Let forthright beauty enter the picture, though, and things shift: Suddenly, instead of simply looking like a non-zitty version of myself, I might be able to look like Brooke Shields—except I’ll never look like Brooke Shields, of course, even at my non-zittiest and whitest-toothed. The beauty-enhancing products take us from the realm of humanity into some other realm where we’re supposed to transcend ourselves, with our just-bitten lips, just-pinched cheeks, miraculously blue lash lines.

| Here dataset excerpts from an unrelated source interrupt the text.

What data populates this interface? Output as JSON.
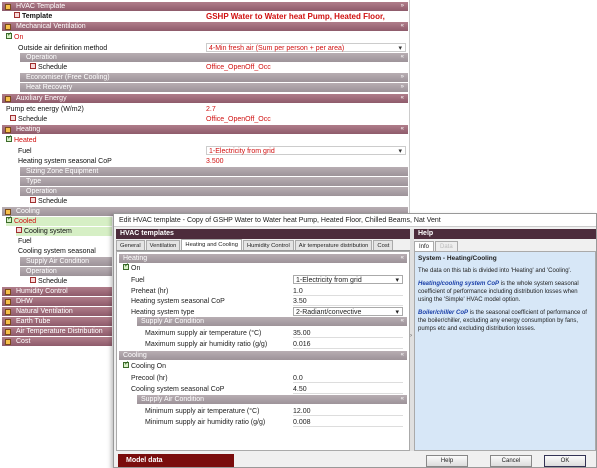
{
  "background_panel": {
    "rows": [
      {
        "kind": "header",
        "text": "HVAC Template"
      },
      {
        "kind": "label-bold",
        "text": "Template",
        "value": "GSHP Water to Water heat Pump, Heated Floor,"
      },
      {
        "kind": "header",
        "text": "Mechanical Ventilation"
      },
      {
        "kind": "check",
        "text": "On"
      },
      {
        "kind": "field",
        "text": "Outside air definition method",
        "value": "4-Min fresh air (Sum per person + per area)",
        "dropdown": true
      },
      {
        "kind": "sub",
        "text": "Operation"
      },
      {
        "kind": "schedule",
        "text": "Schedule",
        "value": "Office_OpenOff_Occ"
      },
      {
        "kind": "sub",
        "text": "Economiser (Free Cooling)"
      },
      {
        "kind": "sub",
        "text": "Heat Recovery"
      },
      {
        "kind": "header",
        "text": "Auxiliary Energy"
      },
      {
        "kind": "field0",
        "text": "Pump etc energy (W/m2)",
        "value": "2.7"
      },
      {
        "kind": "schedule0",
        "text": "Schedule",
        "value": "Office_OpenOff_Occ"
      },
      {
        "kind": "header",
        "text": "Heating"
      },
      {
        "kind": "check",
        "text": "Heated"
      },
      {
        "kind": "field",
        "text": "Fuel",
        "value": "1-Electricity from grid",
        "dropdown": true
      },
      {
        "kind": "field",
        "text": "Heating system seasonal CoP",
        "value": "3.500"
      },
      {
        "kind": "sub",
        "text": "Sizing Zone Equipment"
      },
      {
        "kind": "sub",
        "text": "Type"
      },
      {
        "kind": "sub",
        "text": "Operation"
      },
      {
        "kind": "schedule",
        "text": "Schedule",
        "value": ""
      },
      {
        "kind": "header",
        "text": "Cooling"
      },
      {
        "kind": "check-sel",
        "text": "Cooled"
      },
      {
        "kind": "label-sel",
        "text": "Cooling system",
        "value": ""
      },
      {
        "kind": "field",
        "text": "Fuel",
        "value": ""
      },
      {
        "kind": "field",
        "text": "Cooling system seasonal",
        "value": ""
      },
      {
        "kind": "sub",
        "text": "Supply Air Condition"
      },
      {
        "kind": "sub",
        "text": "Operation"
      },
      {
        "kind": "schedule",
        "text": "Schedule",
        "value": ""
      },
      {
        "kind": "header",
        "text": "Humidity Control"
      },
      {
        "kind": "header",
        "text": "DHW"
      },
      {
        "kind": "header",
        "text": "Natural Ventilation"
      },
      {
        "kind": "header",
        "text": "Earth Tube"
      },
      {
        "kind": "header",
        "text": "Air Temperature Distribution"
      },
      {
        "kind": "header",
        "text": "Cost"
      }
    ]
  },
  "dialog": {
    "title": "Edit HVAC template - Copy of GSHP Water to Water heat Pump, Heated Floor, Chilled Beams, Nat Vent",
    "left_header": "HVAC templates",
    "tabs": [
      "General",
      "Ventilation",
      "Heating and Cooling",
      "Humidity Control",
      "Air temperature distribution",
      "Cost"
    ],
    "active_tab": "Heating and Cooling",
    "form": {
      "heating_header": "Heating",
      "heating_on": "On",
      "fuel_label": "Fuel",
      "fuel_value": "1-Electricity from grid",
      "preheat_label": "Preheat (hr)",
      "preheat_value": "1.0",
      "cop_label": "Heating system seasonal CoP",
      "cop_value": "3.50",
      "type_label": "Heating system type",
      "type_value": "2-Radiant/convective",
      "sac_header": "Supply Air Condition",
      "max_temp_label": "Maximum supply air temperature (°C)",
      "max_temp_value": "35.00",
      "max_hum_label": "Maximum supply air humidity ratio (g/g)",
      "max_hum_value": "0.016",
      "cooling_header": "Cooling",
      "cooling_on": "Cooling On",
      "precool_label": "Precool (hr)",
      "precool_value": "0.0",
      "ccop_label": "Cooling system seasonal CoP",
      "ccop_value": "4.50",
      "csac_header": "Supply Air Condition",
      "min_temp_label": "Minimum supply air temperature (°C)",
      "min_temp_value": "12.00",
      "min_hum_label": "Minimum supply air humidity ratio (g/g)",
      "min_hum_value": "0.008"
    },
    "help": {
      "header": "Help",
      "tab_info": "Info",
      "tab_data": "Data",
      "title": "System - Heating/Cooling",
      "p1": "The data on this tab is divided into 'Heating' and 'Cooling'.",
      "p2_term": "Heating/cooling system CoP",
      "p2_rest": " is the whole system seasonal coefficient of performance including distribution losses when using the 'Simple' HVAC model option.",
      "p3_term": "Boiler/chiller CoP",
      "p3_rest": " is the seasonal coefficient of performance of the boiler/chiller, excluding any energy consumption by fans, pumps etc and excluding distribution losses."
    },
    "model_data": "Model data",
    "buttons": {
      "help": "Help",
      "cancel": "Cancel",
      "ok": "OK"
    }
  }
}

The results—of beauty-enhancing products decreasing women’s self-esteem while problem-solving ones had no effect—stayed true whether or not the ad featured a person. This did surprise me; I’d always championed the Clinique makeup campaigns because they were selling me a product, not the implicit promise of looking like Brooke Shields (a Photoshopped Brooke Shields at that). It’s the lure of glamour and beauty, whether it comes from a stiletto or a glamorous actress, that leaves us feeling deflated. Now I sort of feel duped, like Clinique hired a smart, well-meaning woman to reinvent the beauty ad (Dr. Faye Miller?) for women like me who think we’re too savvy to be taken in by a bevy of starlets peddling their sheen to us. I look at Clinique’s thin sans-serif lettering, which somehow looks elite; its artful styling of products in ads. Their ads are as close as can be to the neutral-background approach used in the study, actually. So maybe they’re lowering my self-esteem less than Maybelline—but I hardly walk away a winner.